De France, nous avons vécu avec un léger sourire, le triplement des frais de scolarité dans les universités anglaises à partir de la rentrée 2012 (de 3.500 à 9.000 livres sterling). Mais qu'en est-il vraiment ? Malgré les nombreuses manifestations des étudiants au cours de l'automne 2010, le nouveau système est à bien des égards bien plus clément qu'il n'y paraît. En effet, il ne s'agit pas, contrairement à l'imaginaire de beaucoup, de payer 9.000 livres sterling directement de sa poche tous les ans. Les Britanniques ainsi que les ressortissants de l'Union européenne ont le droit de contracter un prêt de 9.000 livres par an auprès du gouvernement.

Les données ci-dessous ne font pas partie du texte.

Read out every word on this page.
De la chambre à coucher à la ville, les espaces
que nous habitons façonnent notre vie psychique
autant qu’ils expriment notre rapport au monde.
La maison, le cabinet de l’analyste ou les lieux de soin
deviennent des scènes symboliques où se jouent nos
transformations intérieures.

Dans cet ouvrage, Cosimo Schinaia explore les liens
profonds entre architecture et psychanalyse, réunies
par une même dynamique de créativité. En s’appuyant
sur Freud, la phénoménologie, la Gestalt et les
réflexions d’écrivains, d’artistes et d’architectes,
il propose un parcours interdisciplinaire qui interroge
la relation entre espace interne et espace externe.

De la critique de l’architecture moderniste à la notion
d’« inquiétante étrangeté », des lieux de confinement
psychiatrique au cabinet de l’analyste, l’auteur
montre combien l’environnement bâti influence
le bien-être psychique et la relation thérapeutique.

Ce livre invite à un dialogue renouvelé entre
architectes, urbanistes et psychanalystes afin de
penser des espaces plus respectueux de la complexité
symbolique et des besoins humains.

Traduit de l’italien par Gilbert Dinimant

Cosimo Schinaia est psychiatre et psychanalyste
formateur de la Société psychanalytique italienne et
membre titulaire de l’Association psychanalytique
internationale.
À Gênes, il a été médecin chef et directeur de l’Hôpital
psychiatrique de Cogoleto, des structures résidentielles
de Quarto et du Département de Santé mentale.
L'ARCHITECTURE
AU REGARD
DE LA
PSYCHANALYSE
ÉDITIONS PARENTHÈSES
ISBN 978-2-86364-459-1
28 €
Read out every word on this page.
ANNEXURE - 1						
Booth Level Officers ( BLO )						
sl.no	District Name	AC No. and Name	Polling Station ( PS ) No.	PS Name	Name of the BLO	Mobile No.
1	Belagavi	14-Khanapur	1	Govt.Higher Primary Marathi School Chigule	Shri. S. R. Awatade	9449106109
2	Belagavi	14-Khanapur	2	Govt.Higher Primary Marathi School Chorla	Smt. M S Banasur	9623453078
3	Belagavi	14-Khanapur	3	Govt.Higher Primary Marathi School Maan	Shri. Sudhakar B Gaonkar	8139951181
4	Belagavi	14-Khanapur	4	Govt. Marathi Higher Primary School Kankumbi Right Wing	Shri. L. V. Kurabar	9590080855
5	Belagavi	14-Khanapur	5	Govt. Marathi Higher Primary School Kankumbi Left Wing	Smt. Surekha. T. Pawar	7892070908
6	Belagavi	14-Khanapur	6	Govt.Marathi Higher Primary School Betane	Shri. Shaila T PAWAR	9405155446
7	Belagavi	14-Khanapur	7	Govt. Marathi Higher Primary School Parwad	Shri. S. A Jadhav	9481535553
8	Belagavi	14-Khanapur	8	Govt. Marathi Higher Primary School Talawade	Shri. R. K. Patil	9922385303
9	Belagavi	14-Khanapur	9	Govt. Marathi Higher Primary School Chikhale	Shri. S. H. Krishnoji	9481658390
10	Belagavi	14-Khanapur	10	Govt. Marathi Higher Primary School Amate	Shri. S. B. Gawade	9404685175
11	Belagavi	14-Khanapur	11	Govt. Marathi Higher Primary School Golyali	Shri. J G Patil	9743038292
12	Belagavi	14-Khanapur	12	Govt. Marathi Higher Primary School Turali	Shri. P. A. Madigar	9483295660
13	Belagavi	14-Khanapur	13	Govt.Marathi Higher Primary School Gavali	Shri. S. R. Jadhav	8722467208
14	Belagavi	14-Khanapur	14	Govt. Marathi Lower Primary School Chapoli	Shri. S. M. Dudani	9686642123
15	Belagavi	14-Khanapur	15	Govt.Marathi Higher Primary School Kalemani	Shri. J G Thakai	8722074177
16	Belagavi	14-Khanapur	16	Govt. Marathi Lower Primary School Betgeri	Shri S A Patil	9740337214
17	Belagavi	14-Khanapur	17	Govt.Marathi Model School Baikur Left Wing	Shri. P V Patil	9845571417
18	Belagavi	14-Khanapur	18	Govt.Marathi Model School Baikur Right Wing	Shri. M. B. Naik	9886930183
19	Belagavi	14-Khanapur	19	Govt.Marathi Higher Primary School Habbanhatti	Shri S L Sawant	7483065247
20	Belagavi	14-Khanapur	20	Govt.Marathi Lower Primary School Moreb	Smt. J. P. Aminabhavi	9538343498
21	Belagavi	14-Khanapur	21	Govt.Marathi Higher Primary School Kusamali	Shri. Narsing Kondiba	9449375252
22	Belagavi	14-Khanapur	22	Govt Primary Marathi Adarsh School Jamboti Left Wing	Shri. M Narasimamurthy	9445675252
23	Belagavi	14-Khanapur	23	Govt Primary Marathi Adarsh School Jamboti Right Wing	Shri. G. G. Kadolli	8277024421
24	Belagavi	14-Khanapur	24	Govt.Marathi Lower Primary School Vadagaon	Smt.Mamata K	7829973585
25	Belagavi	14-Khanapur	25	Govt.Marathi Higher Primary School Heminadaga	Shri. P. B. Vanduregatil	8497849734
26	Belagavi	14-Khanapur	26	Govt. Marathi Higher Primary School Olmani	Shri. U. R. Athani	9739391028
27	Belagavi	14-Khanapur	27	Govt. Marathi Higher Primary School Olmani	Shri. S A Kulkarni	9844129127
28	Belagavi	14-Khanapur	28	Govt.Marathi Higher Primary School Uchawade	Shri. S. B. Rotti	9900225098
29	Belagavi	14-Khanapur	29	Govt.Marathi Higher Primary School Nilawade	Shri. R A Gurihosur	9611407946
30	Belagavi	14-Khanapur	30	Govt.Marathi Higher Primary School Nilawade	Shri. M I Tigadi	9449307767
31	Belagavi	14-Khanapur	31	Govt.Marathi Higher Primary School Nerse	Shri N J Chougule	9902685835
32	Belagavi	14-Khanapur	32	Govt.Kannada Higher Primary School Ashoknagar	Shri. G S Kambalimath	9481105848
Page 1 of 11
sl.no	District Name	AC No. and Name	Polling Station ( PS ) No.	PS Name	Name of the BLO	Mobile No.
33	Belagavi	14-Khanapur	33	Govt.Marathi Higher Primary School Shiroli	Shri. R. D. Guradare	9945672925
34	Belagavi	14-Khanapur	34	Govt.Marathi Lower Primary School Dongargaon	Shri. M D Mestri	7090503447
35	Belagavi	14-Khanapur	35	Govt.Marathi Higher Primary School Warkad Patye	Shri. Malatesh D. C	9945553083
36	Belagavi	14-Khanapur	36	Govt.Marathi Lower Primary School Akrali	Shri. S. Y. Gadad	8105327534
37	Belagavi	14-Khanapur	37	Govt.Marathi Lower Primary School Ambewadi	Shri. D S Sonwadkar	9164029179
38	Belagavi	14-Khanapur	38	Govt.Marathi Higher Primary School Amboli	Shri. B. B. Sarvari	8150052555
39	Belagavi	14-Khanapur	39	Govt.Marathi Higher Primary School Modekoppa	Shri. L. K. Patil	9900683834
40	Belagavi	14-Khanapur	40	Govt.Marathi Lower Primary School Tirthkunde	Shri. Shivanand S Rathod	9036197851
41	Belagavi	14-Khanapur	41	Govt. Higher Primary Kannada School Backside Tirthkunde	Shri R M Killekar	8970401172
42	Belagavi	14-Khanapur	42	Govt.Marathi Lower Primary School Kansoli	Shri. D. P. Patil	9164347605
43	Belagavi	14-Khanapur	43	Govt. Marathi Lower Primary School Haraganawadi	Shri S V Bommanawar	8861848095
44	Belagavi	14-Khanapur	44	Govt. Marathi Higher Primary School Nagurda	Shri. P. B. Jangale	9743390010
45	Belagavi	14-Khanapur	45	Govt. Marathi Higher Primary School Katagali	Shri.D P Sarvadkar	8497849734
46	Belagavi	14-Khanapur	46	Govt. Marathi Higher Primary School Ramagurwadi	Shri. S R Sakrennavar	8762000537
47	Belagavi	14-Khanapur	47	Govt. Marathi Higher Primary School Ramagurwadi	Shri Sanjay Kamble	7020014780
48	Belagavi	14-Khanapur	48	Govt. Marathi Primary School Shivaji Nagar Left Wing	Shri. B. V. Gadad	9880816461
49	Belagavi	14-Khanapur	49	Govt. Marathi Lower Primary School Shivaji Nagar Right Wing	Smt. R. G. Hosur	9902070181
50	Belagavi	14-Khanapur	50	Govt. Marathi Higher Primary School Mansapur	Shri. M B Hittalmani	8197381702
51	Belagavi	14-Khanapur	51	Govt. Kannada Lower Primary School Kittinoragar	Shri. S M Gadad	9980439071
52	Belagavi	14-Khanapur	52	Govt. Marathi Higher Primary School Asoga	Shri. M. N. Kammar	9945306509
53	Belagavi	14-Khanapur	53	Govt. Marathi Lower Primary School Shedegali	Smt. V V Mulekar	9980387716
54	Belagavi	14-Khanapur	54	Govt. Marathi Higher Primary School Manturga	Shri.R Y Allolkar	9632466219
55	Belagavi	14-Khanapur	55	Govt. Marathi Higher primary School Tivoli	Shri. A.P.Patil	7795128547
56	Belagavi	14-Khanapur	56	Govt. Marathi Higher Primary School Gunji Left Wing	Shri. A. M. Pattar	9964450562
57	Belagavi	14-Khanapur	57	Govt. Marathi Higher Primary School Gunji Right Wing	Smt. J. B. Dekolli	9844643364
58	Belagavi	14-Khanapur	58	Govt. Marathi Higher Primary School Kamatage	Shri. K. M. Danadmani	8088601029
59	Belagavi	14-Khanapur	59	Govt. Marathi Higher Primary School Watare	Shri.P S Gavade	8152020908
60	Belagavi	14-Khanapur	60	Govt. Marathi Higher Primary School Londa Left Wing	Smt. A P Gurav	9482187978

Les étudiants étrangers hors-UE doivent débourser directement aux alentours de 14.000 livres sterling (le montant varie en fonction des universités). Après 3 ans d'études (durée d'une licence – 4 ans si année à l'étranger), l'étudiant est donc endetté à hauteur de 27.000 livres plus intérêts (taux d'inflation + 3%). L'astuce du système se situe lorsque l'étudiant a fini ses études. Ce dernier ne commence à rembourser son prêt qu'à partir du moment où il gagne plus que 21.000 livres brut par an (soit 1.750 livres par mois). Au-delà de ce seuil, l'État, via l'employeur, prélève automatiquement 9% de la différence. Néanmoins, les intérêts sur le prêt continuent d'augmenter à hauteur d'environ 4,5% (inflation + taux en fonction du revenu) si ses revenus sont supérieurs à 21.000 livres et d'environ 6,6% pour des revenus dépassant 41.000 livres. Le prêt n'augmente que du niveau de l'inflation si l'ancien étudiant a un revenu inférieur à 21.000 livres. De plus, le système prévoit d'ajourner annuellement les montants à partir desquels l'étudiant devra commencer à rembourser pour le cas où celui-ci choisit de s'expatrier du Royaume-Uni. Ainsi, pour la France, l'étudiant ayant contracté un prêt remboursera à partir de 25.200 livres, soit 29.620 euros (remboursement mensuel de 283,50 euros). Après 30 ans, la dette, remboursé en entier, en partie ou aucunement, est éteinte.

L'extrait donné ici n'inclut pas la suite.